In reality, decisions to fund infrastructure investments result directly from decisions on what must be built, and how urgently — as Lyndon LaRouche often noted in his economic writings. LaRouche’s “four economic laws” policy specified the urgency of building new, high-technology and high energy-flux density projects: high-speed rail and mag-lev transport systems, multi-function dam and water-management systems across river basins and aquifers, port and rail freight interfaces, third- and fourth-generation nuclear fission reactors, and a crash program to break through to fusion power. Space exploration, LaRouche says, will provide the overarching science driver through new “Apollo Projects” if the education and funding for them is mobilized.

Proceeding from these purposes, LaRouche insisted on Glass-Steagall bank reorganization at the start; no private banks would or could participate in such national rebuilding projects unless put under Glass-Steagall regulation. And the national credit institution to fund the process would base its credit issuance on the increased productive employment and productivity of the next generation, to repay the debt the nation would incur.

Currently, Members of the U.S. Congress show no awareness of such urgent purposes: In fact, they can watch the agricultural and industrial center of the country overrun by months of devastating floods, and not think of new Federal flood-control infrastructure! Consequently they think about “paying for” $2 trillion or other postulated infrastructure investments, solely in terms of unreal “talking points” distributed by party leaders.

A Trump-Democrats deal thus might have been worse than none. The Democrats’ “Party” legislation would be Rosa DeLauro’s relentlessly “green” National Infrastructure Bank Act. This is not only a far smaller authorization than $2 trillion; each infrastructure category is required to be judged on a) immediate job creation and b) contribution to mitigating climate change.

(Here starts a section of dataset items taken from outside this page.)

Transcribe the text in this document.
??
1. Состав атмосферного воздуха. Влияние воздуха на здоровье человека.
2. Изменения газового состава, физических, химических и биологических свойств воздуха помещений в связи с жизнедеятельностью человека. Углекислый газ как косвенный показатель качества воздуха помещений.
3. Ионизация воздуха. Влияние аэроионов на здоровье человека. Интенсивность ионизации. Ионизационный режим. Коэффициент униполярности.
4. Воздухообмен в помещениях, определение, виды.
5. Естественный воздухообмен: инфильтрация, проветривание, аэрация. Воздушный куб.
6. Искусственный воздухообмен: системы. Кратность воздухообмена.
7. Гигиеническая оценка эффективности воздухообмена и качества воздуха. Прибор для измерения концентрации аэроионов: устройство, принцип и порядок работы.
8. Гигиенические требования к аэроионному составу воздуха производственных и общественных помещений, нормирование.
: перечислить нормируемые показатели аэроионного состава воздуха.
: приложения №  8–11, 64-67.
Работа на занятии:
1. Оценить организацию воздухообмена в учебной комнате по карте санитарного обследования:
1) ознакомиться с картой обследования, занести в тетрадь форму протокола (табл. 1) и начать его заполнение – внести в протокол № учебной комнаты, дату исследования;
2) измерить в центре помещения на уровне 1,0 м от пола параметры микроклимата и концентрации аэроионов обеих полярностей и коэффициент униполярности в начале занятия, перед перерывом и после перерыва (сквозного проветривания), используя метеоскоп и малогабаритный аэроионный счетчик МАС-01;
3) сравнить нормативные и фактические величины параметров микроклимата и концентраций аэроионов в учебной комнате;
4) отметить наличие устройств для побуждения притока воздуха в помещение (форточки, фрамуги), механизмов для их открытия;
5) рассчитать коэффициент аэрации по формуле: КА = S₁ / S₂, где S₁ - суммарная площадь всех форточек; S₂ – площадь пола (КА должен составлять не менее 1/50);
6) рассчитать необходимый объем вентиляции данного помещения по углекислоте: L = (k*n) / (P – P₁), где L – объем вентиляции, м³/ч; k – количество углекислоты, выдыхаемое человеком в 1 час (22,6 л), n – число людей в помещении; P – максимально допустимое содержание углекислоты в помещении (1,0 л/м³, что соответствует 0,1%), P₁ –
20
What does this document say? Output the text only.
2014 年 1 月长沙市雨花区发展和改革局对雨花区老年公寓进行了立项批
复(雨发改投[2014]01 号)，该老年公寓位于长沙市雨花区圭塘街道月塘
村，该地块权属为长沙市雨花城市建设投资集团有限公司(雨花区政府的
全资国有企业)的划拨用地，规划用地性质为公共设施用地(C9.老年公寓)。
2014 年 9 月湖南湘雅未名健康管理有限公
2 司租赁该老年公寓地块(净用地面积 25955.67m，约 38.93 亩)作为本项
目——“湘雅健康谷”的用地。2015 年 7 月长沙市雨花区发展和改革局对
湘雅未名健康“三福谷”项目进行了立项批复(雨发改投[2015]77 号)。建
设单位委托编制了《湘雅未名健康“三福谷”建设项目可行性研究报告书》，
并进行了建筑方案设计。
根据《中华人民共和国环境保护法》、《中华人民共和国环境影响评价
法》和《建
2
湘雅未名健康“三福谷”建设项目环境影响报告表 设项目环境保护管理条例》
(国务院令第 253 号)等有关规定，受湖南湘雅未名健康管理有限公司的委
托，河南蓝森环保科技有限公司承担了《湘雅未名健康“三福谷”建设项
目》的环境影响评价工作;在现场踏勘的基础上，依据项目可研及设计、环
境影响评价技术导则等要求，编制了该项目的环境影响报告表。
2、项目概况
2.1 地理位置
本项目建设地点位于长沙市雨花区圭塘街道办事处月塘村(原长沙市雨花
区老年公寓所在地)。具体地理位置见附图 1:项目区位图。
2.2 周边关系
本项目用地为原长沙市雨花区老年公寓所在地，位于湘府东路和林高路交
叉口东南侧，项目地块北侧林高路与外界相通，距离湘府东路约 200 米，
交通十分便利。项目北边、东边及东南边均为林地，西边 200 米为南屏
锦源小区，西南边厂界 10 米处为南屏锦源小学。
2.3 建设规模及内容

A far better step now offers itself to the President: a deal with Mexico’s President Andres Manuel Lopez Obrador on the Mexico/Central America Development Plan which AMLO — as he is known — has now twice publicly asked the United States to join and support. This is a $30-40 billion development plan for cross-isthmus and North-South railroads and associated port development, combined with a new interconnected electricity grid across the region and agro-industrial development projects in southern Mexico and the Northern Triangle countries of Central America. Its purpose is to reduce migration and increase security, through development and reducing poverty.

President Trump has already tentatively committed some U.S. Federal credit, through the USAID development bank, to this development plan, as has Mexico, which is asking that he increase the commitment. This is the kind of purpose for which such credit should and does flow. China is doing this all across Eurasia and Africa, and in South America, through its Belt and Road Initiative. Such a step with Mexico could lead in the direction of cooperation in projects between the world’s two most important nations.